Long-Term Results Compared to Manual Surgery
At the two-year mark, patient-reported outcomes for robotic and conventional knee replacement are essentially the same. A study tracking pain, stiffness, and physical function scores at 3, 12, and 24 months found no significant differences between the two groups. Range of motion, complication rates, and hospital stay were also comparable.
This may seem surprising given the precision advantages, but it reflects how effective conventional knee replacement already is. The procedure has been refined over decades and works well for the vast majority of patients. Where robotic assistance may matter most is in reducing outliers: the small percentage of cases where manual alignment falls outside the ideal range, potentially leading to earlier implant wear or revision surgery.

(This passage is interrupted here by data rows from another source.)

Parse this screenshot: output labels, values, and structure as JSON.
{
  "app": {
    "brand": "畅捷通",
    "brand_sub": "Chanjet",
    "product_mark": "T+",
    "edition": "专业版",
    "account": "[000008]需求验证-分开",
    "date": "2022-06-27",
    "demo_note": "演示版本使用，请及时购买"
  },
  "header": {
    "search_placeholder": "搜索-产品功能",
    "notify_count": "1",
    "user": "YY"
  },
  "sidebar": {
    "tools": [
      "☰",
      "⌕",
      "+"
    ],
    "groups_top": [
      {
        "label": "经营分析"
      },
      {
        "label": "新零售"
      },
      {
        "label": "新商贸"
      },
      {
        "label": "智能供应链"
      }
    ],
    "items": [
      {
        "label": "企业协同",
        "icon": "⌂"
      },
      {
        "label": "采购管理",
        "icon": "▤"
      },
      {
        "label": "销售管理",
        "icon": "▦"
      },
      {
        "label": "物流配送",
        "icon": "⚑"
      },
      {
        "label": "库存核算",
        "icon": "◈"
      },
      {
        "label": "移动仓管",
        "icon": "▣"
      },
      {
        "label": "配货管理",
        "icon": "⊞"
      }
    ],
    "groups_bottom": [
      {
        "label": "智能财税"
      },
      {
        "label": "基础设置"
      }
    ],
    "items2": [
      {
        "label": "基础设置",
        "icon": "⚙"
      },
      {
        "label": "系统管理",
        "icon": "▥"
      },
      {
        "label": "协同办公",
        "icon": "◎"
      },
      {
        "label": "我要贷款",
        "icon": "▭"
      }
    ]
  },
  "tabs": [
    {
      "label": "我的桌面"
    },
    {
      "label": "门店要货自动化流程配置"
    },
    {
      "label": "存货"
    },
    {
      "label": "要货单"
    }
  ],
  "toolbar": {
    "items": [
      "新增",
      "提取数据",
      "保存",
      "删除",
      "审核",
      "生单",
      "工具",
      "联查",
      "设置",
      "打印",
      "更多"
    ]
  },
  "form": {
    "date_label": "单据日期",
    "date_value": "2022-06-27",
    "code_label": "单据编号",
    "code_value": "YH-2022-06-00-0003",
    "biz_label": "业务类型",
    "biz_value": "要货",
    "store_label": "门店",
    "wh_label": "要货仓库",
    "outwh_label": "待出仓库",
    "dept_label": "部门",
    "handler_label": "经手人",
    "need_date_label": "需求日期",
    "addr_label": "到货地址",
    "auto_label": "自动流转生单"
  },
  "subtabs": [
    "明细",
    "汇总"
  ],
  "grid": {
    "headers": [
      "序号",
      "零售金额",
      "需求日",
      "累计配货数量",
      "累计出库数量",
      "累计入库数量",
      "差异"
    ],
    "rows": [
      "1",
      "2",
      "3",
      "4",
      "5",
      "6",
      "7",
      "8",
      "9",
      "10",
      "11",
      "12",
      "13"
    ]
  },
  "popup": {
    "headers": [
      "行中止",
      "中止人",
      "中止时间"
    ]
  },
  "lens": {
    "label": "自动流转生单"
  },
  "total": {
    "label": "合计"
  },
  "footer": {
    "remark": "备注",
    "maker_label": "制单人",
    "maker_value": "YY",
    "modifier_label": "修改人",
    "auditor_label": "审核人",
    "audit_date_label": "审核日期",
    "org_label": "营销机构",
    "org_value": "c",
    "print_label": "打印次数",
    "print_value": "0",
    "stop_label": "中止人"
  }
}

Risks Specific to Robotic Surgery
Robotic knee replacement carries the same general surgical risks as any joint replacement: infection, blood clots, stiffness, and nerve injury. But it also introduces a few risks specific to the technology. The navigation pins placed into the bone during surgery create small holes that can, in rare cases, become stress points. Pin-hole fractures of the femur or tibia are one of the most concerning complications, though surgeons reduce this risk by placing pins in areas of thicker, stronger bone near the joint rather than along the thinner shaft.

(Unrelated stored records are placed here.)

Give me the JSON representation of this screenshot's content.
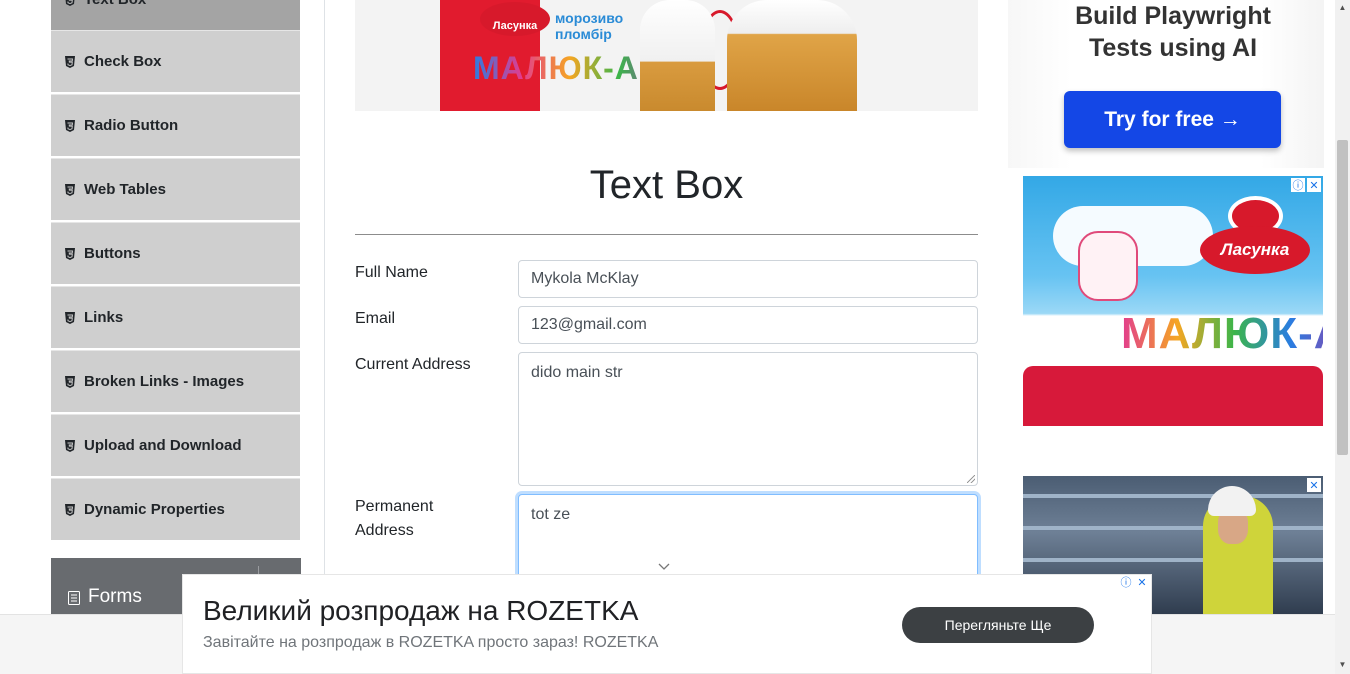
{
  "sidebar": {
    "items": [
      {
        "label": "Text Box"
      },
      {
        "label": "Check Box"
      },
      {
        "label": "Radio Button"
      },
      {
        "label": "Web Tables"
      },
      {
        "label": "Buttons"
      },
      {
        "label": "Links"
      },
      {
        "label": "Broken Links - Images"
      },
      {
        "label": "Upload and Download"
      },
      {
        "label": "Dynamic Properties"
      }
    ],
    "forms_group": {
      "label": "Forms"
    }
  },
  "banner": {
    "brand": "Ласунка",
    "product_note_1": "морозиво",
    "product_note_2": "пломбір",
    "product_name": "МАЛЮК-АМ"
  },
  "main": {
    "title": "Text Box",
    "form": {
      "full_name": {
        "label": "Full Name",
        "value": "Mykola McKlay"
      },
      "email": {
        "label": "Email",
        "value": "123@gmail.com"
      },
      "current_address": {
        "label": "Current Address",
        "value": "dido main str"
      },
      "permanent_address": {
        "label_line1": "Permanent",
        "label_line2": "Address",
        "value": "tot ze"
      }
    }
  },
  "ads": {
    "top": {
      "headline_line1": "Build Playwright",
      "headline_line2": "Tests using AI",
      "cta": "Try for free →"
    },
    "mid": {
      "logo": "Ласунка",
      "product": "МАЛЮК-А"
    },
    "bottom": {
      "headline": "Великий розпродаж на ROZETKA",
      "subtext": "Завітайте на розпродаж в ROZETKA просто зараз! ROZETKA",
      "button": "Перегляньте Ще"
    },
    "badge_info": "ⓘ",
    "badge_close": "✕"
  },
  "colors": {
    "sidebar_item_bg": "#cfcfcf",
    "sidebar_active_bg": "#a4a4a4",
    "group_header_bg": "#686b6f",
    "cta_blue": "#1447e6",
    "focus_blue": "#80bdff"
  }
}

Pin-site infections are another possibility. Soft tissue injuries, including patellar tendon rupture, patellar dislocation, and peroneal nerve damage, have been reported, particularly with fully autonomous robotic systems where the machine performs some cutting steps without direct surgeon control. In some cases, technical difficulties force the surgical team to abandon the robotic approach mid-procedure and switch to conventional instruments.
Insurance and Cost
Medicare covers robotic knee replacement under the same rules as traditional knee replacement: the procedure must be medically necessary and performed at an approved facility. Medicare Part A and Part B generally cover it. Medicare Advantage plans (Part C), which are run by private insurers, must cover everything Original Medicare does but may have different networks, prior authorization requirements, or out-of-pocket costs for robotic procedures specifically.

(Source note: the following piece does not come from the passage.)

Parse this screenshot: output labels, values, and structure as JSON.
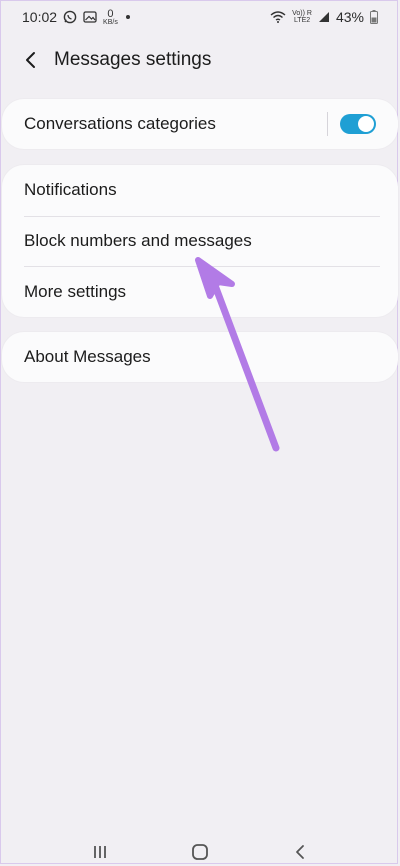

Private insurance coverage varies by plan. The robotic technology itself adds cost to the procedure, including the system’s purchase or lease, maintenance, and disposable components. Some hospitals absorb this cost, while others may pass a portion along. If you’re considering robotic surgery, it’s worth confirming with both your surgeon’s office and your insurer whether the robotic-assisted approach changes your expected costs compared to a conventional replacement.
Who Benefits Most
Nearly anyone who is a candidate for traditional knee replacement can be considered for the robotic-assisted version. The technology doesn’t change who qualifies for surgery; it changes how the surgery is performed. That said, the precision advantages may be most meaningful for patients with unusual anatomy, significant deformity, or prior knee surgery where accurate planning and execution are more challenging.
The surgeon’s experience with the specific robotic platform also matters. Like any technology, there is a learning curve. Studies show that alignment accuracy improves as surgeons gain more cases with a given system. Choosing a surgeon who has substantial experience with their robotic platform is at least as important as choosing robotic surgery itself.